在所有那些后来成为巴勒斯坦解放组织领导者的人当中,在所有那些采
取行动企图迫使西方公众舆论想一想巴勒斯坦人的困苦处境的人当中,当时
没有一个人比乔治·哈巴什博士更加支持这种想法,即巴勒斯坦人应该信任
新的阿拉伯政权,特别是纳赛尔。
乔治·哈巴什,这位解放巴勒斯坦人民阵线的未来的领导人,1926 年诞
生于利达(即卢德)。人阵这个组织曾最先倡导劫持国际航线客机。哈巴什
是希腊东正教粮食商人的儿子。他在贝鲁特美国大学学医,被大家公认为是
一位出色的有才华的学生。1953 年,哈巴什同其他人包括瓦迪·哈达德一起,
创建了阿拉伯民族主义者运动。后来成为人阵恐怖行动的策划者。阿拉伯民
族主义者运动是坚信纳赛尔在改变和统一阿拉伯世界事业中会取得成功的阿
拉伯激进分子的联盟。
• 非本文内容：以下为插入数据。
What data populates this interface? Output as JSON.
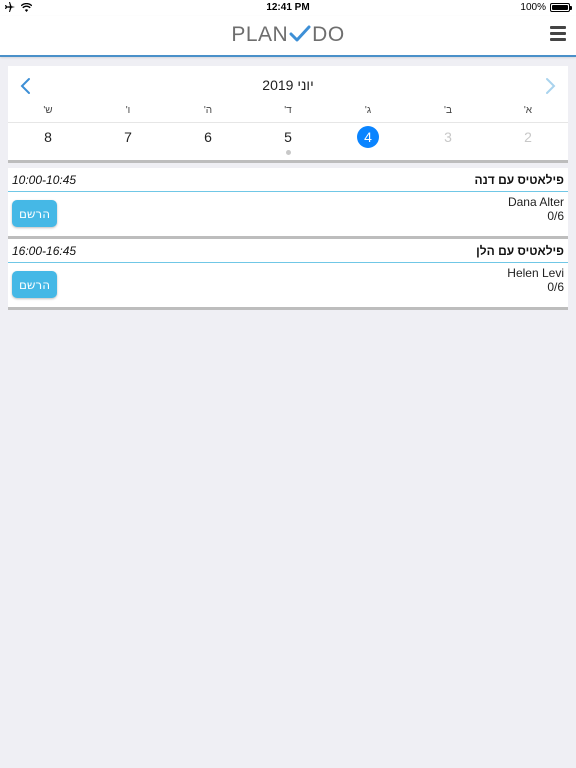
{
  "status_bar": {
    "airplane_icon": "airplane-icon",
    "wifi_icon": "wifi-icon",
    "time": "12:41 PM",
    "battery": "100%"
  },
  "header": {
    "logo_left": "PLAN",
    "logo_right": "DO",
    "accent_color": "#4a90c9"
  },
  "calendar": {
    "title": "יוני 2019",
    "weekdays": [
      "א'",
      "ב'",
      "ג'",
      "ד'",
      "ה'",
      "ו'",
      "ש'"
    ],
    "days": [
      "2",
      "3",
      "4",
      "5",
      "6",
      "7",
      "8"
    ],
    "selected_day": "4",
    "selected_color": "#0a84ff"
  },
  "events": [
    {
      "title": "פילאטיס עם דנה",
      "time": "10:00-10:45",
      "instructor": "Dana Alter",
      "capacity": "0/6",
      "register_label": "הרשם"
    },
    {
      "title": "פילאטיס עם הלן",
      "time": "16:00-16:45",
      "instructor": "Helen Levi",
      "capacity": "0/6",
      "register_label": "הרשם"
    }
  ]
}
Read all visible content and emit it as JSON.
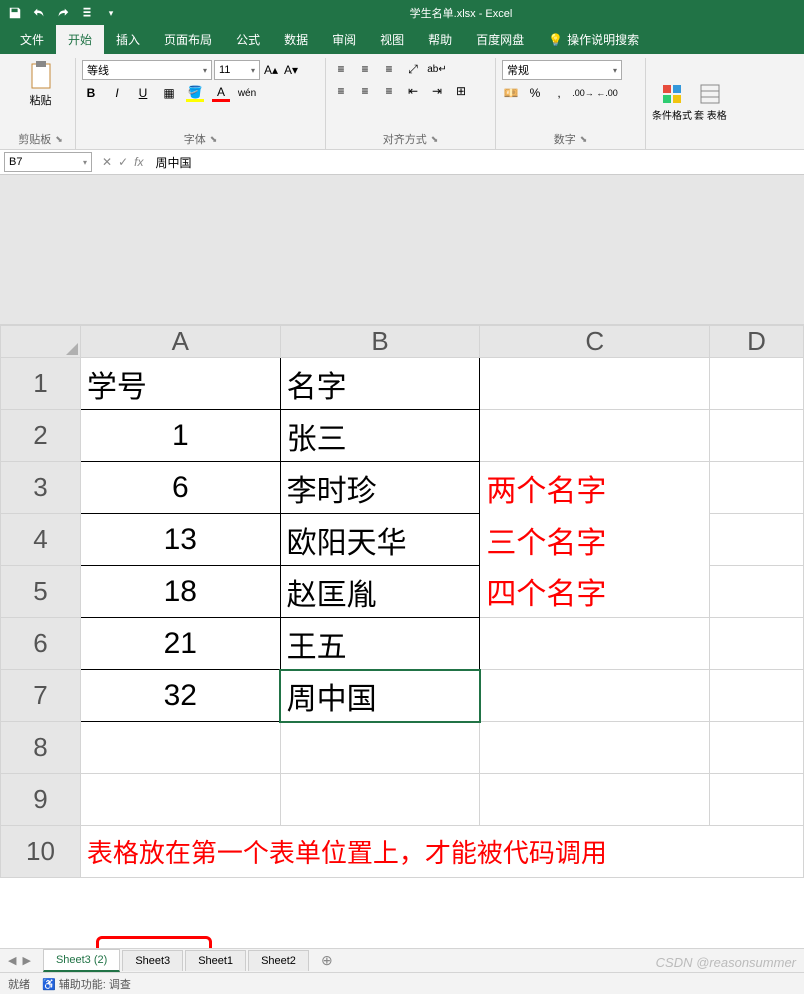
{
  "title": "学生名单.xlsx - Excel",
  "tabs": {
    "file": "文件",
    "home": "开始",
    "insert": "插入",
    "layout": "页面布局",
    "formulas": "公式",
    "data": "数据",
    "review": "审阅",
    "view": "视图",
    "help": "帮助",
    "baidu": "百度网盘",
    "tellme": "操作说明搜索"
  },
  "ribbon": {
    "clipboard": {
      "paste": "粘贴",
      "label": "剪贴板"
    },
    "font": {
      "name": "等线",
      "size": "11",
      "label": "字体"
    },
    "align": {
      "label": "对齐方式"
    },
    "number": {
      "format": "常规",
      "label": "数字"
    },
    "styles": {
      "condfmt": "条件格式",
      "tablefmt": "套\n表格"
    }
  },
  "namebox": "B7",
  "formula": "周中国",
  "columns": [
    "A",
    "B",
    "C",
    "D"
  ],
  "rows": [
    "1",
    "2",
    "3",
    "4",
    "5",
    "6",
    "7",
    "8",
    "9",
    "10"
  ],
  "cells": {
    "A1": "学号",
    "B1": "名字",
    "A2": "1",
    "B2": "张三",
    "A3": "6",
    "B3": "李时珍",
    "A4": "13",
    "B4": "欧阳天华",
    "A5": "18",
    "B5": "赵匡胤",
    "A6": "21",
    "B6": "王五",
    "A7": "32",
    "B7": "周中国"
  },
  "annotations": {
    "two": "两个名字",
    "three": "三个名字",
    "four": "四个名字",
    "note": "表格放在第一个表单位置上，才能被代码调用"
  },
  "sheets": {
    "s1": "Sheet3 (2)",
    "s2": "Sheet3",
    "s3": "Sheet1",
    "s4": "Sheet2"
  },
  "status": {
    "ready": "就绪",
    "access": "辅助功能: 调查"
  },
  "watermark": "CSDN @reasonsummer"
}
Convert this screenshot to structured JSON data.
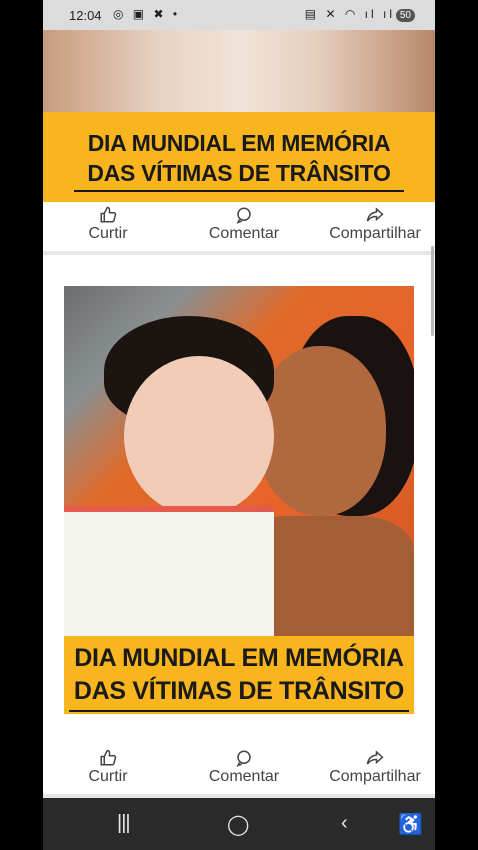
{
  "status_bar": {
    "time": "12:04",
    "left_icons": "◎ ▣ ✖ •",
    "right_icons": "▤ ✕ ◠ ıl ıl",
    "battery": "50"
  },
  "posts": [
    {
      "banner_line1": "DIA MUNDIAL EM MEMÓRIA",
      "banner_line2": "DAS VÍTIMAS DE TRÂNSITO",
      "actions": {
        "like": "Curtir",
        "comment": "Comentar",
        "share": "Compartilhar"
      }
    },
    {
      "banner_line1": "DIA MUNDIAL EM MEMÓRIA",
      "banner_line2": "DAS VÍTIMAS DE TRÂNSITO",
      "actions": {
        "like": "Curtir",
        "comment": "Comentar",
        "share": "Compartilhar"
      }
    }
  ],
  "nav_bar": {
    "recent_icon": "|||",
    "home_icon": "◯",
    "back_icon": "‹",
    "accessibility_icon": "♿"
  },
  "colors": {
    "banner": "#f8b51e",
    "navbar": "#2a2a2a"
  }
}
它立誓支持纳赛尔的努力。在那个时候,实际上是从
T953 年到1967 年,哈巴什确信纳赛尔掌握了通过阿拉伯团结以实现巴勒斯
坦解放的钥匙,他坚信他应利用它。
我问哈巴什,为什么在50 年代末60 年代初,他反对在需要时建立一个
独立的巴勒斯坦解放组织或运动进行地下斗争的思想。他回答说:“如果你
是在说,我在反对巴勒斯坦人在解放他们的国家——也是我们的国家——中
发挥自己的作用,那么,实际情况并非这样。我反对的是,那种认为唯有巴
勒斯坦人才关心反对犹太复国主义和解放他们家园的观点。我认为,解放问
题是如此复杂,以致我们必须和革命的阿拉伯政权和阿拉伯大众一起工作。
我们一定要有一个协调的战略。我经常跟我的法塔赫的同事们说,他们认为
阿尔及利亚是我们跟随和效法的榜样是错误的。阿尔及利亚发生的是一场单
纯的、典型的殖民地斗争。我们的情况不一样。由于一些大国的既得利益,
情况要更加复杂得多。这不仅仅是一个巴勒斯坦人反对以色列人的问题,或
者甚至也不是阿拉伯人反对以色列人的问题。我们必须考虑美国的卷入、苏
联的卷入,等等。这就是我为什么在那时坚持要同纳赛尔和阿拉伯革命政权
协作的原因。我们可以说,他们辜负了我们的期望。因此,正如你所了解的,
使我们改变了想法。”
在50 年代末60 年代初,哈巴什的观点无疑很容易得到多数巴勒斯坦人
的赞同。
在阿拉法特和瓦齐尔建立了第一个地下秘密小组后不到24 小时,他们被
完全意想不到的一些坏消息所震动。谢迪德,小组的第五个成员,宣布他将
不再参加将来的任何会议。他退出了。经过一个不眠之夜,他对瓦齐尔说:
“我的境况是这样,我不能继续同你们在一起。”换句话说,正如阿布·杰
哈德对我说的:“他决定他不能在我们所选择的要行进的道路上支持我们。”
谢迪德的决定使阿拉法特和瓦齐尔不悦。同时也使他们认识到,要赢得
对他们建立一个独立的巴勒斯坦组织这种想法的支持是多么困难,这个组织
如果他们能自主行事将尽可能以最少的延迟来发动对以色列的军事行动。接
踵而来的还有更坏的消息。在随后的讨论中,阿拉法特和瓦齐尔得悉,小组
的另两名伙伴卡里姆和阿米拉也有许多与谢迪德一样的疑虑。七年后,卡里
姆和阿米拉跟随谢迪德走向了政治迷途。他们离开了法塔赫,如果不作这样
的选择而是反对阿拉法特和瓦齐尔所赞同的路线,将引起法塔赫的分裂。但
是,在1957 年他们满足于仅把他们的保留记录在案。